3. Humor is your greatest weapon. They cannot fight a joke. They crumble under laughter. Their shame dissolves when you make light of the storm. I swear, a well-timed dick joke has saved this relationship more times than I can count.

4. Don’t chase. Don’t panic. Don’t spiral. Silence is not rejection. It’s regulation. Fearful Avoidants don’t ghost — they go reboot. Let them.

5. But also? Don’t put up with bullshit. Call it out. Every time. Without flinching. “Hey, I see you spiraling. Cut it out.” “Stop sulking and talk.” “You’re acting like a toddler. Timeout.” Directness is soothing to them. It gives structure where they have none.

6. Know the difference between harm and fear. He’s not hurting me. He’s scared. If he were selfish, manipulative, cruel, or indifferent — I’d leave. But he’s not. He’s scared. There’s a difference. A big one.

7. Don’t lose yourself in his storms. Have a life. Have a brand. Have a boss-bitch empire. Have a son, a website, a podcast, a future. Don’t shrink while he expands and contracts. Stay big. Stay you. Stay loud. Let his world stretch to meet yours — not the other way around. Write Deep Thinker’s Dossier to dissect my boyfriend, The Specimen, which has helped me turn everything into a comedy publication (I also know a lot of people are going through the same thing and my publication is popular)

ACT VII — THE CLOSING SCENE: THE SPECIMEN ALWAYS RETURNS

At the end of the episode — after the tantrum, the sulking, the psychic iMessage-bar Morse code, the dramatic “maybe someone else will make you happy,” and my motherly-but-sarcastic pep talks — comes the inevitable truth:

He doesn’t leave. He never leaves. He never blocks me. Never disappears. Never actually ends anything. He just waits until the shame passes, waits until his breathing slows, waits until my humor softens the edge…and then he reemerges like a confused little meerkat poking its head out of the emotional dirt:

“…Hey.”

Because at the end of the day? He knows I see him. He knows I get him. He knows I don’t scare easy. He knows I don’t abandon him. He knows I’m not his past. And I know — without a doubt — that I’ve carved out a space in him no one else ever has. Fear can stall a relationship. Fear can sabotage a moment. Fear can throw a tantrum that deserves its own Emmy nomination. But fear cannot erase real connection. And that’s why I stay. Not because it’s easy. Not because it’s perfect. Not because I’m blind to the chaos.
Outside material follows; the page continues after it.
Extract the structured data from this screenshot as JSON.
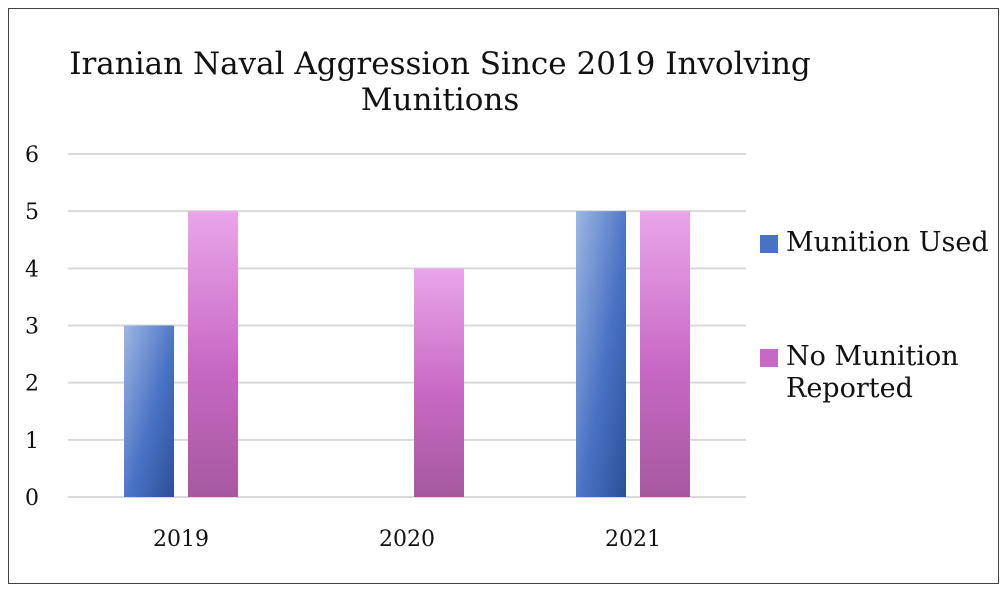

I stay because underneath every meltdown is a man who loves me more deeply than he knows how to handle. A man whose soul recognizes mine even when his fear tries to outrun it. A man who reads every damn thing I write — even when he pretends to be mad — and whose iMessage bar betrays him every single time.

And that? That’s the greatest sitcom romance plot of all.

In the end, loving a Fearful Avoidant isn’t about surviving the tantrums, the shutdowns, or the iMessage bar flickering like a haunted house strobe light. It’s about knowing that beneath every sulk, every dramatic monologue, every “maybe we should just be friends,” there is a man whose heart learned the wrong lessons too early and has been trying to unlearn them ever since. And maybe—just maybe—the real magic isn’t in fixing him, but in loving him so steadily that one day, he finally realizes that the world isn’t waiting to hurt him. Some of us are just waiting for him to step into the damn relationship already. Until then? I’ll be right here… heels on, lipstick flawless, and ready to negotiate with his inner toddler like the seasoned emotional diplomat I’ve become.